Inyectando modos nuevos, trampas nuevas (y pidiendo también algunas concesiones), Johnson ha logrado despertar su propia voz en este nuevo episodio y si bien no estamos ante el geniecillo independiente de Looper (EUA-China, 2012), sí que nos da respiros a la vieja escuela a los que presenta con irreverencia y bastante desenfado: por ejemplo ese escenario en donde presenta a Snoke -tan serie B pero tan bien explotado en lo visual- y todo lo que en él ocurre. Entre esos respiros, sutilezas que como carnada de primera enganchan y retocan el remate que convierte a esta película en una de las mejores apuestas del cine de entretenimiento de los últimos años: en pleno debate dramático, en la búsqueda de su identidad, sus dos personajes atormentados, Rey y Kylo -como lo hicieran Luke y el Emperador- presentan su lado de la balanza.
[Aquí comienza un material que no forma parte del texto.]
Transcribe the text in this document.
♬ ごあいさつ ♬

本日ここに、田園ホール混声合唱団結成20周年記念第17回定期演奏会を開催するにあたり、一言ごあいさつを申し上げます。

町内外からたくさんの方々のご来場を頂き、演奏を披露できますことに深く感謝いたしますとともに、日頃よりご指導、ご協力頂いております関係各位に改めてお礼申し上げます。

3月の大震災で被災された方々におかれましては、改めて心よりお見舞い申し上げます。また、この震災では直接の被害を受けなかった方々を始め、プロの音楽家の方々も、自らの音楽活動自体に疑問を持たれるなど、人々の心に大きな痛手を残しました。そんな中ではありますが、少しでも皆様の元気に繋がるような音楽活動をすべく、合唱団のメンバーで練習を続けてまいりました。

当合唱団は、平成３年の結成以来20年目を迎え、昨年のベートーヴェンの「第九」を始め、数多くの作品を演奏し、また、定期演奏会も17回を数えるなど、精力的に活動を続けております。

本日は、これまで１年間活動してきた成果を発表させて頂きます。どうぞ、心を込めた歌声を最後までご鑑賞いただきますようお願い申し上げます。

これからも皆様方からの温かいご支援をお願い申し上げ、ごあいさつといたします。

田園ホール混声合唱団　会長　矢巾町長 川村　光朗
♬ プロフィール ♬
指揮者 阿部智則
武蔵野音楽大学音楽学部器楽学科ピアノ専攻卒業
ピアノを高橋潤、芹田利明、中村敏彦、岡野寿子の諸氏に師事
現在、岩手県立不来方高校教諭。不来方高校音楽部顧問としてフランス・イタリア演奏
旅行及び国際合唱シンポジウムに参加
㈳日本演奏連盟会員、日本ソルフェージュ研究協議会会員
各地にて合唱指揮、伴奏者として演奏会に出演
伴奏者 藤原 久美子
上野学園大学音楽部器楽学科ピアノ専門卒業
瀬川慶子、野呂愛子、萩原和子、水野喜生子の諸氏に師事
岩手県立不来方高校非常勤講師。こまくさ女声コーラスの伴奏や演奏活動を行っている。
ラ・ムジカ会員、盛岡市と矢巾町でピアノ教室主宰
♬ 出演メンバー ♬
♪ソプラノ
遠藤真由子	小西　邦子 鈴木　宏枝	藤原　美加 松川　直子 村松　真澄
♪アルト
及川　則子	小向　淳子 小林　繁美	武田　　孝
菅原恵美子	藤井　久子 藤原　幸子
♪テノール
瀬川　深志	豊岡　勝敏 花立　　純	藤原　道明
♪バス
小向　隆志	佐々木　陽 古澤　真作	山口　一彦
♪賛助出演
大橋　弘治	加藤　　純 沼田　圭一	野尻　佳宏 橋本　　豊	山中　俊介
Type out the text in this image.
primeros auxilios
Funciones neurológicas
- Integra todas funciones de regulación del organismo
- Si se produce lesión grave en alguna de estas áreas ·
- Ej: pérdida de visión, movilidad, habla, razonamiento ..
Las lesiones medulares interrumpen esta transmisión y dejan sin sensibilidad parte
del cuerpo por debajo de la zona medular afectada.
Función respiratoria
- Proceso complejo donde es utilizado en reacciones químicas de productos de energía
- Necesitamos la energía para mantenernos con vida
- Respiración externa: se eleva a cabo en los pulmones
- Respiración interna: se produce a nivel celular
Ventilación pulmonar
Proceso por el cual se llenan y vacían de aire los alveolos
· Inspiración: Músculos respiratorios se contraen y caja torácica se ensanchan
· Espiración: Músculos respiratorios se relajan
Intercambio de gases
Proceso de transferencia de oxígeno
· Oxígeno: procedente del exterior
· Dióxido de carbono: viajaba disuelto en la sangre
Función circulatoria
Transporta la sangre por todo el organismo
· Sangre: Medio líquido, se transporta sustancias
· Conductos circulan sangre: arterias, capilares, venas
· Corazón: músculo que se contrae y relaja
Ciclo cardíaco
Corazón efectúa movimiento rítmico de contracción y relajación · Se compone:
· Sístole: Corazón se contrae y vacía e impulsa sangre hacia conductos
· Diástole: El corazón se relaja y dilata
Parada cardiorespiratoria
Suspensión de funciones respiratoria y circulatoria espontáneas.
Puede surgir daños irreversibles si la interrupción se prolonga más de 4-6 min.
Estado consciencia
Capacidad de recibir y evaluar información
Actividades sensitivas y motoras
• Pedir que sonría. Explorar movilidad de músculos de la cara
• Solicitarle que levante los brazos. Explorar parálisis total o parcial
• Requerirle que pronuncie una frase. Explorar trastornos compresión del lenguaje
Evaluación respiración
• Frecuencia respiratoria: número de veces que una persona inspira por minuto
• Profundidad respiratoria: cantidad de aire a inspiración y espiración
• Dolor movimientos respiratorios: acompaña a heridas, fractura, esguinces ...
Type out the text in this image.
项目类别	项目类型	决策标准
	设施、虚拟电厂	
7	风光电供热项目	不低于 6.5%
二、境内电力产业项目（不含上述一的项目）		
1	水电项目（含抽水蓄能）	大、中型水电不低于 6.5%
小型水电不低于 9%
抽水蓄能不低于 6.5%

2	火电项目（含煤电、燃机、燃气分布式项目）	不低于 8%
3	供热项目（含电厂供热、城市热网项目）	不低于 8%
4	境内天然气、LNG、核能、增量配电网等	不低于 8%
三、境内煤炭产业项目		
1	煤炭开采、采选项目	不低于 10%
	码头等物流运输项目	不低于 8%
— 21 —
En fuerte sucesión de close ups vemos el rostro de uno marcado por una profunda cicatriz y el de otra por una luminosa lágrima (¿son los dos lados de Fuerza?) para que en medio se acomode todo lo que ustedes necesiten para entrar después a una película que finalmente ha conseguido establecer su conflicto, el nivel de sus personajes (Domhnall Gleeson es un elemento saboreable) y que se apoya entonces y desde ese momento en un aparato visual irresistible, novedoso e incluso original, labor más que difícil dado todo lo que se ha visto en la saga.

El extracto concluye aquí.